Alors que l’eau est un droit fondamental, les territoires d’Outre-mer vivent une crise sanitaire et sociale d’une ampleur rarement évoquée. Coupures régulières, pollution des réseaux, tarifs prohibitifs et accès inégal sont le quotidien de millions de Français. Un rapport collectif publié lundi 23 juin par dix associations nationales et locales tire la sonnette d’alarme sur cette situation qui touche aussi bien la Guadeloupe, la Guyane, la Martinique, La Réunion que Mayotte, où la crise est particulièrement dramatique.
Les difficultés d’accès à une eau potable constituent dans ces territoires une « crise majeure », aux conséquences graves sur les droits fondamentaux, en particulier la santé, la dignité et le droit à l’éducation.

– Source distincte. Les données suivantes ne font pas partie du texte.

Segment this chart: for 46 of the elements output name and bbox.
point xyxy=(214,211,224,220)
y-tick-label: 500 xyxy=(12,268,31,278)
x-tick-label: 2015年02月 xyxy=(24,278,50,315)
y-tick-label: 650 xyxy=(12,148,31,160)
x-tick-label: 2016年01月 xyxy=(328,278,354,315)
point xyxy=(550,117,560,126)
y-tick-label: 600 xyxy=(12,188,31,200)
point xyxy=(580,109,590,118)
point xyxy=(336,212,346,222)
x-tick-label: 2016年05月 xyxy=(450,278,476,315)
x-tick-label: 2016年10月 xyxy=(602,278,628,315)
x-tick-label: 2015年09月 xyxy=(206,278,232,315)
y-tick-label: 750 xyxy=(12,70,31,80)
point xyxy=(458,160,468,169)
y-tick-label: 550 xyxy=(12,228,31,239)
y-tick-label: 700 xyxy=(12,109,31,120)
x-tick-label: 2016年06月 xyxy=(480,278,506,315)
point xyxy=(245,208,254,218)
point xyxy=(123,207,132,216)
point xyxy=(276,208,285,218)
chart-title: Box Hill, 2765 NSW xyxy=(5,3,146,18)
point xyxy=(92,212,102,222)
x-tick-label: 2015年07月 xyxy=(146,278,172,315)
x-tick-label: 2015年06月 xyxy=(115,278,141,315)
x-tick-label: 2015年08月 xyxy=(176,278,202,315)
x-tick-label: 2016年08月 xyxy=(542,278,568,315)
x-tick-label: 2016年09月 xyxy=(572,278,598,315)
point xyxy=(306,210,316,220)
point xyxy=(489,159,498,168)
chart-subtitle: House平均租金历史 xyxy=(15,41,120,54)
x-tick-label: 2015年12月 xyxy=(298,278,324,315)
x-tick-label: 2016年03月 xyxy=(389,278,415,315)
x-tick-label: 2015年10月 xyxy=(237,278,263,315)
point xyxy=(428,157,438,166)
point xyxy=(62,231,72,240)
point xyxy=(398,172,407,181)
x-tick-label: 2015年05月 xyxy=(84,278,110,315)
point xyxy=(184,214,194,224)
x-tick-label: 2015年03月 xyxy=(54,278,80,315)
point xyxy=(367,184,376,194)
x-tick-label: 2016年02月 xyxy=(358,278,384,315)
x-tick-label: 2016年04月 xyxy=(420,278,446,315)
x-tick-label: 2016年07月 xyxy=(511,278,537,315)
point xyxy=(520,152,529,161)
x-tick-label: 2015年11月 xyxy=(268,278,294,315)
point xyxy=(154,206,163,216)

Dans les Antilles, l’UNICEF révèle que les enfants perdent jusqu’à 20 % de leurs journées d’école à cause du manque d’eau. En Guyane, certaines zones enclavées sont durablement privées d’un accès garanti à l’eau potable.
Mayotte illustre à elle seule l’extrême urgence : depuis 2023, les habitants font face à des coupures pouvant durer 36 heures, répétées jusqu’à trois fois par semaine. La pénurie d’eau potable y est devenue chronique, affectant la vie quotidienne des habitants, les conditions sanitaires et le respect de la dignité humaine.
Parallèlement, en Guadeloupe, où l’eau est la plus chère de France, les habitants subissent une eau souvent impropre à la consommation, polluée et distribuée de manière irrégulière, avec des coupures pouvant s’étaler sur plusieurs semaines.
Ces situations ne sont pas le fruit d’un hasard mais s’inscrivent, selon les associations, dans une discrimination environnementale structurelle, résultat d’un désengagement de l’État français vis-à-vis des Outre-mer. « Nulle part ailleurs en France on n’accepterait une telle situation », affirme Jérémie Suissa, délégué général de Notre Affaire à Tous.
Le rapport Soif de justice, coordonné par dix associations telles que Mayotte a soif, Guyane Nature Environnement ou Kimbé Rèd F.W.I., alerte les autorités françaises et les Nations Unies, demandant une reconnaissance officielle de cette discrimination, une hausse conséquente des financements et une réelle implication des populations dans l’élaboration des politiques publiques. La crise de l’eau dans ces territoires est bien plus qu’une urgence locale : elle interroge sur la conception même de l’égalité nationale en France.